Today I am sharing a quite easy chicken recipe with the taste of South India. There are many recipes on the net of chicken curry, but this one is a big hit in our family as it has been adapted to our tastes (not too spicy hot and not too much garlic). Feel free to modify it to the taste of your family.
- Chicken: 1 kg (washed, cut into bite sized pieces)
- Turmeric powder: 1 tbsp
- Coriander powder: 1 tbsp
- Cumin powder: 1 tbsp
- Red Chili Powder: 1 1/2 tsp
- Onion: 2 (large, finely chopped)
- Ginger: 1 cm piece
- Garlic: 1 clove
- Tamarind paste: 3 tsp
- Curry leaves: 4
- Tomato pulp: 1 can
- Coconut milk: 200 ml
- Coriander leaves: 4 (for garnish)
- salt to taste
- Oil: 2 tbsp
- Marinate the chicken in turmeric powder and lemon juice for 10 minutes.
- Heat oil in a pot, add coriander powder and cumin powder and simmer for 1 minute. Add chopped onions, ginger and garlic and sauté for 4 minutes.
- Add the marinated chicken and cook on high heat for 4 minutes, mixing once in a while.
- Reduce to medium heat, add salt and red chili powder and mix well.
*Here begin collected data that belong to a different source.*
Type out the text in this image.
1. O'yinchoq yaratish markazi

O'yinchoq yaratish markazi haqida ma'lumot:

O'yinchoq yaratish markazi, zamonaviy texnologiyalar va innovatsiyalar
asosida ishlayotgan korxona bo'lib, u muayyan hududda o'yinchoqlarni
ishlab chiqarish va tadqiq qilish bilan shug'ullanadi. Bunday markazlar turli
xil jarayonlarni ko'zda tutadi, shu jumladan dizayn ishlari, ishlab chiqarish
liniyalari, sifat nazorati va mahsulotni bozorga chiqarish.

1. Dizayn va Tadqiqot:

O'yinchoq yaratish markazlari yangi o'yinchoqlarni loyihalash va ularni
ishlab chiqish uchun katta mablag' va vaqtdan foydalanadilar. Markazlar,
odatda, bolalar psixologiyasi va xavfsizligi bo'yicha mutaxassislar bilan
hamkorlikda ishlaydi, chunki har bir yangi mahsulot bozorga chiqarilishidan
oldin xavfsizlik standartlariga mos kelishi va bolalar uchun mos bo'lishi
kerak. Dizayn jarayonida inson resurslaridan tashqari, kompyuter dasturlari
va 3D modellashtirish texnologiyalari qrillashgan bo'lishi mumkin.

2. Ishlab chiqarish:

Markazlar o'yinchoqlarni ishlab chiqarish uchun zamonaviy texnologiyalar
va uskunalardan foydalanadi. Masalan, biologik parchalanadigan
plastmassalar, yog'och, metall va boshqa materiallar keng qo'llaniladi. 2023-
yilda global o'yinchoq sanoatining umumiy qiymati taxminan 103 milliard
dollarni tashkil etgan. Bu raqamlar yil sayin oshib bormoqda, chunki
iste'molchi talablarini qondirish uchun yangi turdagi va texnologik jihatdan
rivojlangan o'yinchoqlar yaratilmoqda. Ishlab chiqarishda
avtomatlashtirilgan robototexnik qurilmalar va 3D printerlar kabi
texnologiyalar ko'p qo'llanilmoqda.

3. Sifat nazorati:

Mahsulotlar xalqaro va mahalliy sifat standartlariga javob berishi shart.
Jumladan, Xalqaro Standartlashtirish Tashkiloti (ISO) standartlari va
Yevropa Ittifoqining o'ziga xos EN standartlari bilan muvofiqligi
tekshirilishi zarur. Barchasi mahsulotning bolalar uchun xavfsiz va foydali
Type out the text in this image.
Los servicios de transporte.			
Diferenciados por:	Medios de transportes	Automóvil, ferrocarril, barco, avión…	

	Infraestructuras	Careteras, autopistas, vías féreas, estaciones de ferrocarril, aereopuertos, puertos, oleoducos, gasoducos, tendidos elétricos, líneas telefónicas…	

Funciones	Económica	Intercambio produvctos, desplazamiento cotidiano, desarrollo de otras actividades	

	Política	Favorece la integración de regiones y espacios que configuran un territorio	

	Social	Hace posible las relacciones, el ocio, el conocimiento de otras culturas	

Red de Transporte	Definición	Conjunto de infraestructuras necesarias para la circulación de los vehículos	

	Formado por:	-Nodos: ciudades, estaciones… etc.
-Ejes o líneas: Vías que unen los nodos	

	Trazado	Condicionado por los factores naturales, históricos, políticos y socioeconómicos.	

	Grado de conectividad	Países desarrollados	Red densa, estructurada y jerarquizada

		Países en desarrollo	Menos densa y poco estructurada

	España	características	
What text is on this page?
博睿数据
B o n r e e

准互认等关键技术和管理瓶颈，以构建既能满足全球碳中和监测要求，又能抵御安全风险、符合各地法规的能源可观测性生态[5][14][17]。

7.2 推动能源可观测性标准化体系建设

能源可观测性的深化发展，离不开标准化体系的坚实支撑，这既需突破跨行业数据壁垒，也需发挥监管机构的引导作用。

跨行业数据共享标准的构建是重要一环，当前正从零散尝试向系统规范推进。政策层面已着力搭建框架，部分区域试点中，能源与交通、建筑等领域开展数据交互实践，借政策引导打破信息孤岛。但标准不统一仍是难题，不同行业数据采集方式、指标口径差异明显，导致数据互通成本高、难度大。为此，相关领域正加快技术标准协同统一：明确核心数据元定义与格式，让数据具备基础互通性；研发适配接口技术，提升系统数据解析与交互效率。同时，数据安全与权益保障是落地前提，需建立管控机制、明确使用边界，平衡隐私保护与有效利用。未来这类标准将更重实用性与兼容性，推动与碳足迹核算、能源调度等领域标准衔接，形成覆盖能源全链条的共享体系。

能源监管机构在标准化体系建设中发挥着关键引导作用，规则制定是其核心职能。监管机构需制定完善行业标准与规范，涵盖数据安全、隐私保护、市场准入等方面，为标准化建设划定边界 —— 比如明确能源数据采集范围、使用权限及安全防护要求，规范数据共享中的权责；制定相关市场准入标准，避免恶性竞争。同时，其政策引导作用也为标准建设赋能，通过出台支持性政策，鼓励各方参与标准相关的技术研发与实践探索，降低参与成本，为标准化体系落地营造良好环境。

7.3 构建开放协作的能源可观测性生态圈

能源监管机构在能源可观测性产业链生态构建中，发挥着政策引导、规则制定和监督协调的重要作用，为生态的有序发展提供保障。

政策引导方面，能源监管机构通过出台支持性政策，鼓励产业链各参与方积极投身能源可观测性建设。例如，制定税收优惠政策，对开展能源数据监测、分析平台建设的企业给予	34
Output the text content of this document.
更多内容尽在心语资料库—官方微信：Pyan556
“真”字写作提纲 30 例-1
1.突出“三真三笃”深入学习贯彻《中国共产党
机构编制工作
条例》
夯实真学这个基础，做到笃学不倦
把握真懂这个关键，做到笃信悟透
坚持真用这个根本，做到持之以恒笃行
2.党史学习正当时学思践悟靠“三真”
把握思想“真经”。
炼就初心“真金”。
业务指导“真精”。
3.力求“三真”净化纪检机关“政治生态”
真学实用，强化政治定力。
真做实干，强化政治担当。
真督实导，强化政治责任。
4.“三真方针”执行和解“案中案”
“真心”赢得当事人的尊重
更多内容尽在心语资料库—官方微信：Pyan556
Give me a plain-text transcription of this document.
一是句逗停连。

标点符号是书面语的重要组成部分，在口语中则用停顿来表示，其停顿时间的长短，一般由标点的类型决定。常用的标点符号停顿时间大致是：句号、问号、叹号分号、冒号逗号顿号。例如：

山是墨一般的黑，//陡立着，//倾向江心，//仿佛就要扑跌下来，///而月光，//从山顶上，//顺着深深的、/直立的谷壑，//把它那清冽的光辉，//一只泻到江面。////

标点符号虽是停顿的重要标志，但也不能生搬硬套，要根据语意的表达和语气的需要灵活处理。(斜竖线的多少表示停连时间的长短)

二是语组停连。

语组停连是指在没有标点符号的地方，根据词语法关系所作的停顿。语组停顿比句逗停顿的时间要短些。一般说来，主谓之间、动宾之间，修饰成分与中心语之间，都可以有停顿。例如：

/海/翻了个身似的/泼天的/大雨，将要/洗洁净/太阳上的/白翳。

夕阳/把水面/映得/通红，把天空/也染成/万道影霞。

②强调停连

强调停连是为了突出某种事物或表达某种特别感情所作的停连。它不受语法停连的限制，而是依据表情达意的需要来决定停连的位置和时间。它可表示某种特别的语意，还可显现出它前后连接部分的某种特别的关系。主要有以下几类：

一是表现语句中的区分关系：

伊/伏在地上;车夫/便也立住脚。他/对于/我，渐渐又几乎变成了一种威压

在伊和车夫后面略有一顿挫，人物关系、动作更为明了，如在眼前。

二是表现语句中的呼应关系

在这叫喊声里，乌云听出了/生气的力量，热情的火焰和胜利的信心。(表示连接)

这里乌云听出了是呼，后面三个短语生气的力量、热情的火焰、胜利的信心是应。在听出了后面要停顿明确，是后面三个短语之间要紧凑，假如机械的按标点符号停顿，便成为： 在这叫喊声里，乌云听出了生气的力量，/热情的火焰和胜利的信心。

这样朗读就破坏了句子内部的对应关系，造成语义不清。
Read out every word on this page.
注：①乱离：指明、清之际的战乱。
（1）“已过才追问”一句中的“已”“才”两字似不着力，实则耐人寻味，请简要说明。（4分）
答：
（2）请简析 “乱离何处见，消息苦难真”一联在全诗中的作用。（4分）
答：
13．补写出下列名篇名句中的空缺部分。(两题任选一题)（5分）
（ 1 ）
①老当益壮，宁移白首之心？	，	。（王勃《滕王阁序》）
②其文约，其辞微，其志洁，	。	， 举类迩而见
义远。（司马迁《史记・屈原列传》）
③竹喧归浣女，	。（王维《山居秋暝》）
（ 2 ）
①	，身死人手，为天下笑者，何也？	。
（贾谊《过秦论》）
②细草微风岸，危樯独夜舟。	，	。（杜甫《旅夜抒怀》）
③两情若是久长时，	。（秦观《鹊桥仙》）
Add 1 1/2 cups water, tomato pulp, tamarind paste and curry leaves and mix. Bring to a boil, reduce flame and cook for 13-14 minutes.
- Finally add coconut milk and cook on medium flame for 3-4 minutes. Turn off heat and garnish with fresh coriander leaves.
- Serve hot with white steamed rice.
This recipe is great for the slow cooker: once you have sauté the onions and the spices, add the chicken and then cook it in the slow cooker on high for 3 hours. The chicken becomes so tender that you can break it with the fork!